No trees in the stdlib?
backup95 at netcabo.pt
Sat Jun 27 01:06:53 EDT 2009
João Valverde wrote:
> greg wrote:
>> João Valverde wrote:
>>> What's lacking is an associative array that preserves ordering,
>>> doesn't require a hash function and has fast insertions and
>>> deletions in O(log(n)).
>> Careful here -- you can't get away from the need for
>> hashability just by using a tree. Even if you don't
>> need to actually hash the values, it's still important
>> that the criterion for ordering between objects doesn't
>> change while they're in the tree, otherwise they'll
>> be in the wrong place and won't be found by subsequent
> I'm aware :) Technically it's necessary to define a total ordering on
> the set of keys.
>> > I'm genuinely surprised to know
>>> there are no data structures that efficiently support such a common
>>> need in Python.
>> Is it really all that common? If it truly were common,
>> there probably *would* be something for it in the
>> stdlib by now.
> Obviously my experience differs, but those were my expectations.
>> What sort of things are you doing that you want such
>> a structure for? Maybe we can suggest a way of using
>> the existing data structures to achieve the same
> To answer the question of what I need the BSTs for, without getting
> into too many boring details it is to merge and sort IP blocklists,
> that is, large datasets of ranges in the form of (IP address, IP
> address, string). Originally I was also serializing them in a binary
> format (but no more after a redesign). I kept the "merge and sort"
> part as a helper script, but that is considerably simpler to implement.
Crap, this sentence is totally confusing. I meant kept the merge code as
a helper script and moved the rest to C, see next paragraph.
> Please note that I'm happy with my code, it works well. I intended to
> implement it in C all along (for a system daemon), even before trying
> Python. The python code was a side thing for testing/curiosity/fun. It
> prompted my original question but that was really about Python and the
> standard library itself, and I don't wish to waste anyone's time.
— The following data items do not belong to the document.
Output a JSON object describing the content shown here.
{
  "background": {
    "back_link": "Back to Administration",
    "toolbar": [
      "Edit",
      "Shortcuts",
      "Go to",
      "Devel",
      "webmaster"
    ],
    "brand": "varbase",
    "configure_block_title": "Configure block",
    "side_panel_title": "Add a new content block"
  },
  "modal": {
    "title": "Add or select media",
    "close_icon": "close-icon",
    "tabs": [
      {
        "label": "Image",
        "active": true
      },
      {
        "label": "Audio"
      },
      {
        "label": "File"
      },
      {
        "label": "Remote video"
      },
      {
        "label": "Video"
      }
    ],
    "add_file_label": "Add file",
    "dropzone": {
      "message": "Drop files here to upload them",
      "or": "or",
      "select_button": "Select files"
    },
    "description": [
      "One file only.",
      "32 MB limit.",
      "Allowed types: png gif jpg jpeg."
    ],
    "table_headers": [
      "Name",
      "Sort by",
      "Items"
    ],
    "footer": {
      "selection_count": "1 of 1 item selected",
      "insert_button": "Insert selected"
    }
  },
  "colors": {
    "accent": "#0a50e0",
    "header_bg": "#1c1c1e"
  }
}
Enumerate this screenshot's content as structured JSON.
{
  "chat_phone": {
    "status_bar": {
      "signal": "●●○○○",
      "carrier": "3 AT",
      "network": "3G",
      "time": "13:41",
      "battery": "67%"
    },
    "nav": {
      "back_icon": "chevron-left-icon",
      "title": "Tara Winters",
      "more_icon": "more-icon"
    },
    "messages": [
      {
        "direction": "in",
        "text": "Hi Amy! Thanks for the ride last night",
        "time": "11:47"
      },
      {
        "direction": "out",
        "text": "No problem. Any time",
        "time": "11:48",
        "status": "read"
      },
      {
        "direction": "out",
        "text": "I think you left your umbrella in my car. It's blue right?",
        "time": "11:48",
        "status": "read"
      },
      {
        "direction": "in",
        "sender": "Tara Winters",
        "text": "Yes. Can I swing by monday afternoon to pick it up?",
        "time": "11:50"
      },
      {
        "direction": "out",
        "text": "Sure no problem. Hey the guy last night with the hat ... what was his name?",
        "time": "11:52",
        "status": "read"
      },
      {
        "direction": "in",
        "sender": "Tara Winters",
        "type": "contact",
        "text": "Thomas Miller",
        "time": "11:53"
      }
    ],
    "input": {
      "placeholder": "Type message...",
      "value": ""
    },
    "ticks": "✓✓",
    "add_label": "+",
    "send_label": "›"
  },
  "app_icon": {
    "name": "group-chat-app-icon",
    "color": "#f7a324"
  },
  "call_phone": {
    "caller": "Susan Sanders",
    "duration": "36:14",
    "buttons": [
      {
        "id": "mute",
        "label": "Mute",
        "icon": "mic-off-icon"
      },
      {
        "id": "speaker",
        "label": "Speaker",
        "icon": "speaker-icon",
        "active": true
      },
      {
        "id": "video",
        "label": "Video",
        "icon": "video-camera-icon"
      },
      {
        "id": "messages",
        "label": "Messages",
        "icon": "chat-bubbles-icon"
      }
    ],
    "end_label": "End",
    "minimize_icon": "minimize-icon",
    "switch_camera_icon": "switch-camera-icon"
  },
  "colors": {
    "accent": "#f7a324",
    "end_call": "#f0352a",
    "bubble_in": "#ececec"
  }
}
> As an anecdotal data point (honestly not trying to raise the "Python
> is slow" strawman), I implemented the same algorithm in C and Python,
> using pyavl. Round numbers were 4 mins vs 4 seconds, against Python
> (plus pyavl). Even considering I'm a worse Python programmer than C
> programmer, it's a lot. I know many will probably think I tried to do
> "C in Python" but that's not the case, at least I don' t think so.
> Anyway like I said, not really relevant to this discussion.